Cuando Odalis Morales Velásquez tenía 6 años recibió las primeras lecciones de su mamá y su abuela sobre el tejido en caña flecha: aprendió a hacer ribetes (bordes reforzados) para diversos artículos. Han pasado cerca de 40 años y ella ya es una experta que elabora sombreros vueltiaos, pulseras, bolsos, y mucho más.

A simple vista, su historia no parece novedosa pues en la cultura zenú del departamento de Córdoba es normal la transmisión de los saberes tradicionales de una generación a otra; solo que Odalis nació sin brazos y teje con los dedos de los pies.

Entrelaza y cruza fibras de caña flecha de distinto grosor con sus pies. Entre los dedos gordo y  segundo pasa las hebras con un cuidado y una paciencia que impresiona y, poco a poco, evitando cortarse, le va dando forma al artículo que le hayan pedido.

Con la venta de esos productos y una fuerza interior que sobrepasa todo obstáculo, ha mantenido a su mamá y sacado adelante a sus dos hijos, hoy de 20 y 8 años.

Tuvo que irse hace 25 años del resguardo zenú ubicado en San Andrés de Sotavento, Córdoba, cuando un grupo de paramilitares, que disputaba el terreno con un grupo guerrillero, le quitó la vida a su padre, a su hermano mayor y les arrebató a ella y a su mamá la finca en la que vivían. “Quedamos en la calle”, cuenta.

Hace 11 años vive en Bogotá y se declara tranquila y feliz. Dice tener solo un sueño: “tener una vivienda digna, que el Estado me ayude con eso”.

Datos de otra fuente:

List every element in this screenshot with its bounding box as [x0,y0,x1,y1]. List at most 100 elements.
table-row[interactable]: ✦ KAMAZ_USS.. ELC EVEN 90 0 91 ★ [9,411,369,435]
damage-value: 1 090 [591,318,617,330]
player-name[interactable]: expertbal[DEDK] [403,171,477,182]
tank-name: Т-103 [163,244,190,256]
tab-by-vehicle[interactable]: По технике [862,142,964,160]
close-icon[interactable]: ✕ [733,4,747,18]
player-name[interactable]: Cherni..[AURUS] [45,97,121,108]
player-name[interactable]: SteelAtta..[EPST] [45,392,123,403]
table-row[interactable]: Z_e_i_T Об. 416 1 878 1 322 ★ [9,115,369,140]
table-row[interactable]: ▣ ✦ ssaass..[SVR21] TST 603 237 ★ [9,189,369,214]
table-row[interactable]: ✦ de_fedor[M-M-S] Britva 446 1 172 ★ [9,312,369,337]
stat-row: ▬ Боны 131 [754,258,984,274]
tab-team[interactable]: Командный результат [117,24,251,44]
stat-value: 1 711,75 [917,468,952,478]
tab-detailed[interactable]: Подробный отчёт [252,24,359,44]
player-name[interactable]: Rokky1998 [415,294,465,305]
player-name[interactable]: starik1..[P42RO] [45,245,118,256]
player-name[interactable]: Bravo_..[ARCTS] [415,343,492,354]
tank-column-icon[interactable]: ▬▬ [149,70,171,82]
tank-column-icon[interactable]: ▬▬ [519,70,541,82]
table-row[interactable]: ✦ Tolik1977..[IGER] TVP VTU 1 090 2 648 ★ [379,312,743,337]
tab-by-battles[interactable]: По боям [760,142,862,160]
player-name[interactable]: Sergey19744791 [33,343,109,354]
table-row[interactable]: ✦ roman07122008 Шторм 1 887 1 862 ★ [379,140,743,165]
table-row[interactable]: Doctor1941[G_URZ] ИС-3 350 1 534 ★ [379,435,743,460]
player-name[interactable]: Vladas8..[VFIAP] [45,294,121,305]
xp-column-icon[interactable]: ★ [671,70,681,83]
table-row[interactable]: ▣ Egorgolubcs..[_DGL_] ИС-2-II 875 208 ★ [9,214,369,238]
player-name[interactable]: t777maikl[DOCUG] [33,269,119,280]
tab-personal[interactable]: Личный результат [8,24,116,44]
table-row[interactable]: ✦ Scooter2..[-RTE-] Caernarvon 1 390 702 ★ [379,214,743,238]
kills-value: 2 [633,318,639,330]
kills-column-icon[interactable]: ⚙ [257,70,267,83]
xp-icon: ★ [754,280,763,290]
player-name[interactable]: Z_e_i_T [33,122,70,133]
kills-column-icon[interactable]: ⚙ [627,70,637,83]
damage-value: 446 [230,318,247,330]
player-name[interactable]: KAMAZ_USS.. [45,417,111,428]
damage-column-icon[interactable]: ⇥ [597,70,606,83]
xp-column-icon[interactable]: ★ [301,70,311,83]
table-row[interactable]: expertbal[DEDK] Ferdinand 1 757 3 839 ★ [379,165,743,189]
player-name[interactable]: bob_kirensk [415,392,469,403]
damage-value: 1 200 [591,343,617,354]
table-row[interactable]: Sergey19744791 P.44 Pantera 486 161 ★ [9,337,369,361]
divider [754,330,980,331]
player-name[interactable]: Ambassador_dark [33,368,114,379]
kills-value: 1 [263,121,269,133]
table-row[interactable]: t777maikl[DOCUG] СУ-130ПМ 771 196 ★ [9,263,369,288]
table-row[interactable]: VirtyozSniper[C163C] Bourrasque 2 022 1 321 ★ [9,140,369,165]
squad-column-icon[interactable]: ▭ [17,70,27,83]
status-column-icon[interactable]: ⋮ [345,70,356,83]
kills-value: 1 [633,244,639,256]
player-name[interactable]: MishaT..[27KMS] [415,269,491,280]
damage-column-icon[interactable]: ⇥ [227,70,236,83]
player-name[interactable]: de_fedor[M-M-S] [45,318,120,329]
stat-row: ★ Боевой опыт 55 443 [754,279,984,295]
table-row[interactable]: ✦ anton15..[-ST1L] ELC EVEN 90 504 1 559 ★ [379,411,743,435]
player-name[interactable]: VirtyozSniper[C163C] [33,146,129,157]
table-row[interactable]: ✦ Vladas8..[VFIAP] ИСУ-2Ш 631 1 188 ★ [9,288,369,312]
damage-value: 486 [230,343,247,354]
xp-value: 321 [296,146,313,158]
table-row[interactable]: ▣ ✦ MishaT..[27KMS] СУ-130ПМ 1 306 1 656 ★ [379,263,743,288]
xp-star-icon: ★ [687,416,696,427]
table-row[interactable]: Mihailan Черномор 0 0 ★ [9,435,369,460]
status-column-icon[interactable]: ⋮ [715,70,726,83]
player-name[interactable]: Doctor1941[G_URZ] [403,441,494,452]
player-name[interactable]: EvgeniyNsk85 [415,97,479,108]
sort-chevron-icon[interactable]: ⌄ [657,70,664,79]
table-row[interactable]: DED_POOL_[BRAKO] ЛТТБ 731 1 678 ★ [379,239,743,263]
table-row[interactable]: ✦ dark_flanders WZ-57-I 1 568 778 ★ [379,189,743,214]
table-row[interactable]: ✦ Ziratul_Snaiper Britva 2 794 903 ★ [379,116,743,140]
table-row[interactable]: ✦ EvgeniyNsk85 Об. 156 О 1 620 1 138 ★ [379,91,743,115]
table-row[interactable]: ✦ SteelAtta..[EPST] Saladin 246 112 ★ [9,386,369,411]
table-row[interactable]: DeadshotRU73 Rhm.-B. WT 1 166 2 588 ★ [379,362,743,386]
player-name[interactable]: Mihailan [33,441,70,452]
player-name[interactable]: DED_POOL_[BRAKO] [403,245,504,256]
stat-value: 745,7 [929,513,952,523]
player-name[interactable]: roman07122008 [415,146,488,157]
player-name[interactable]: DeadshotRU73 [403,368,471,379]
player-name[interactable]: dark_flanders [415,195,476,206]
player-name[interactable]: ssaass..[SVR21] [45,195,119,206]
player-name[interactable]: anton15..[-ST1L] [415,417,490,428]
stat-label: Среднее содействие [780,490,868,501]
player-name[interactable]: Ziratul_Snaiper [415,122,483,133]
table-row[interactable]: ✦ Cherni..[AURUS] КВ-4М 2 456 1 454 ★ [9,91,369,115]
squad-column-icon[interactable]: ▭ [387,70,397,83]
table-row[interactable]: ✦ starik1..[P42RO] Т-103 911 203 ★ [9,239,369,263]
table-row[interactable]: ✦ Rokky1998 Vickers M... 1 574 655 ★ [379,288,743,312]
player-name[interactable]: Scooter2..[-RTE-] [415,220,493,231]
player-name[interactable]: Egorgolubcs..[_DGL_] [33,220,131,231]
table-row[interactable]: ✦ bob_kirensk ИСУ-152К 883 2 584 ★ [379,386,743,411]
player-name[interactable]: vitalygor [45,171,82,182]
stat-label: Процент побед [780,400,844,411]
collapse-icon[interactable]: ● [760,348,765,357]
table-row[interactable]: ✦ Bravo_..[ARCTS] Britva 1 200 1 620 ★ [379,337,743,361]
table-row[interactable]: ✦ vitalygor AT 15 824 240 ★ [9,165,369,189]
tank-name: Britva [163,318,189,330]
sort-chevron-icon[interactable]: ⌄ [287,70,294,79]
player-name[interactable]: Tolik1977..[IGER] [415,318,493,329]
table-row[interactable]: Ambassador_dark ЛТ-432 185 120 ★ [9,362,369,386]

Expuso y vendió sus productos en un stand de la Feria de Emprendimiento organizada por la Unidad para las Víctimas y la empresa privada Terpel en Bogotá, en desarrollo de una estrategia que se basa en alianzas público privadas, en beneficio de las víctimas del conflicto armado.

Sentada en una silla, ubica ambos pies sobre la mesa en la que organizó manillas, collares, aretes, anillos, billeteras... Con esa posición de trabajo, empieza a tejer un cinturón. “Me gano el pan de cada día con mis pies”, manifiesta sonriente.

Hoy, Odalis es una microempresaria que ha recibido pedidos hasta de cuatro millones de pesos y para cumplir esos compromisos, les da empleo a otros familiares. “Cuando era niña pensé que esto sería pasajero, jamás pensé que llegaría a grandes exposiciones”, afirma. Con sus productos, ha representado en diferentes exposiciones y ferias a la Unidad para las Víctimas.

Mientras se deja tomar fotos y responde preguntas, saluda a otras personas levantando un poco la pierna y moviendo de lado a lado el pie derecho varias veces; pocos minutos después hace una seña con el mismo miembro inferior para que la esperen un momento.

Lo suyo es tejer, pero no solo productos en caña flecha, en realidad ha tejido toda su vida con los dedos de sus pies. Por eso se lanza a decir, antes de atender a un nuevo cliente en la feria: “Y un mensaje para la juventud: que la discapacidad es mental, más no física”.